Enter: alcohol-monitoring ice cubes.
An MIT graduate student, Dhairya Dand, created the new tool after he wound up in the hospital after binge drinking at a party. “Cheers,” as he named his invention, is a set of glowing ice cubes that let you know when you’re drinking too much or too fast.
Dand’s prototype contains a circuit encased in an edible jelly mold that monitors the number of sips you take. An accelerometer tracks your drink’s tipping motion and calculates approximately how drunk you are by connecting this information to a timer clocking your pace. You will be alerted by an LED light that flashes from green to orange to red when you need to slow down. Ignore the ice cube’s warning, and an IR transceiver will send a text message to a designated contact letting them know you are overdoing it. And the function that allows the LED cubes to pulse along to the music playing in the club or at the party? Well, that’s purely for fun.

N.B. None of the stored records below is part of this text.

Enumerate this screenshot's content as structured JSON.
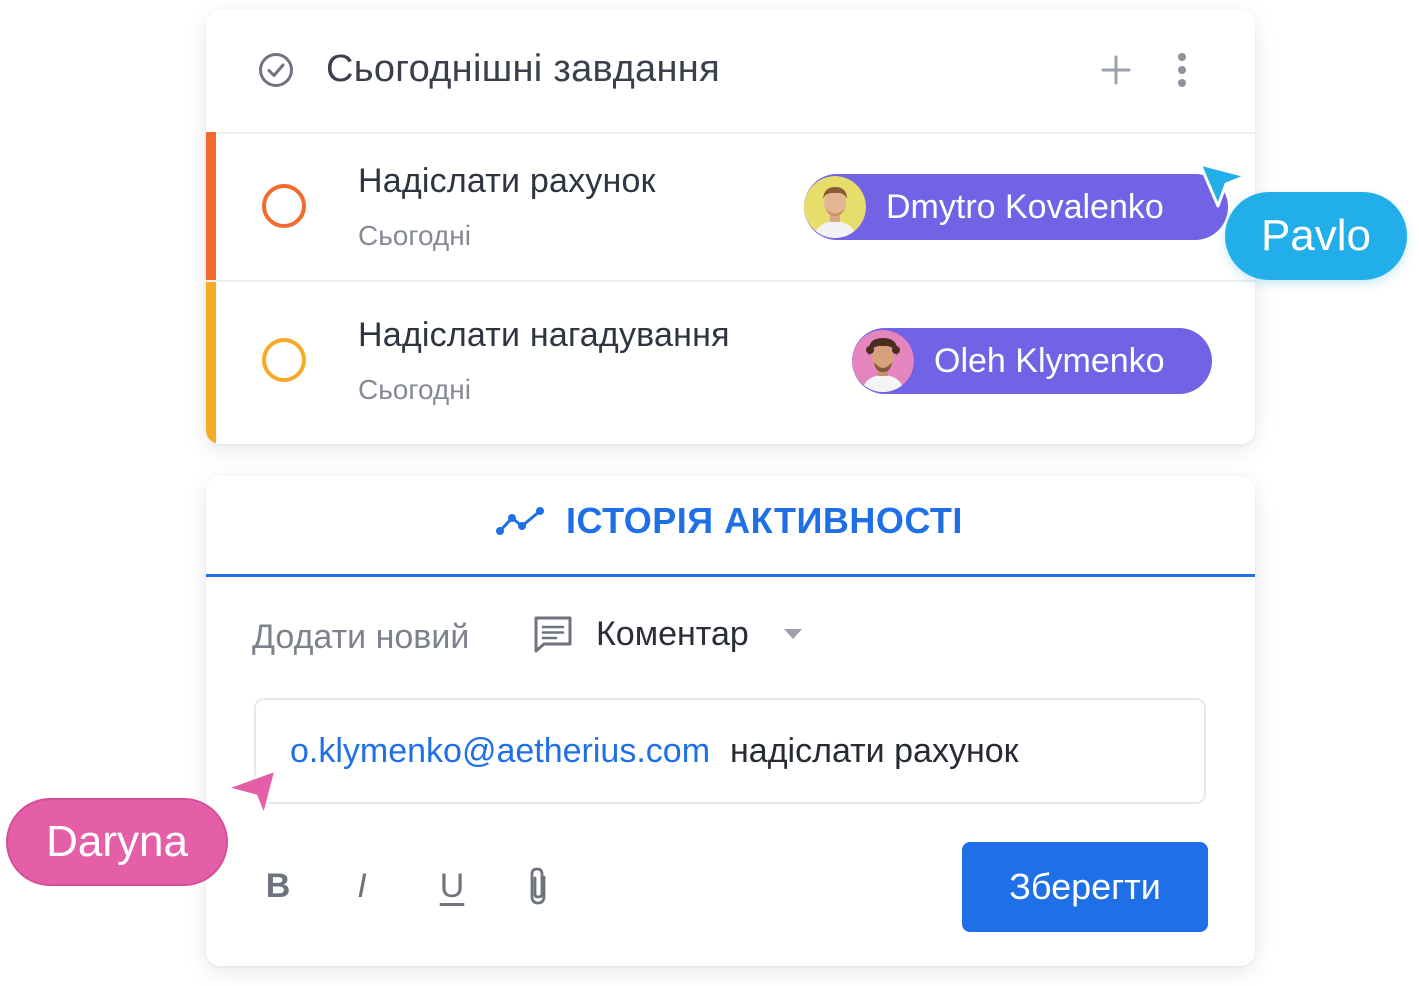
{
  "tasks_panel": {
    "title": "Сьогоднішні завдання",
    "tasks": [
      {
        "title": "Надіслати рахунок",
        "date": "Сьогодні",
        "priority_color": "#f26a2e",
        "assignee": "Dmytro Kovalenko"
      },
      {
        "title": "Надіслати нагадування",
        "date": "Сьогодні",
        "priority_color": "#f7a928",
        "assignee": "Oleh Klymenko"
      }
    ]
  },
  "activity_panel": {
    "tab_label": "ІСТОРІЯ АКТИВНОСТІ",
    "add_new_label": "Додати новий",
    "comment_type": "Коментар",
    "comment_input": {
      "mention": "o.klymenko@aetherius.com",
      "text": "надіслати рахунок"
    },
    "format_buttons": [
      "B",
      "I",
      "U"
    ],
    "save_label": "Зберегти"
  },
  "cursors": [
    {
      "name": "Pavlo",
      "color": "#22aee8"
    },
    {
      "name": "Daryna",
      "color": "#e45fa8"
    }
  ],
  "colors": {
    "accent": "#1f6fe6",
    "assignee_pill": "#7263e6"
  }
}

The new product may seem like a toy, but the stats on drinking are sobering. There are nearly 2,000 alcohol-related deaths among college students each year. Anything that can help lower that number is a welcome addition.
You can’t buy the ice cubes just yet, as only a prototype exists. Dand may start a Kickstarter campaign to get his product funded after addressing questions about how the cubes factor in body weight and account for the type of alcohol consumed.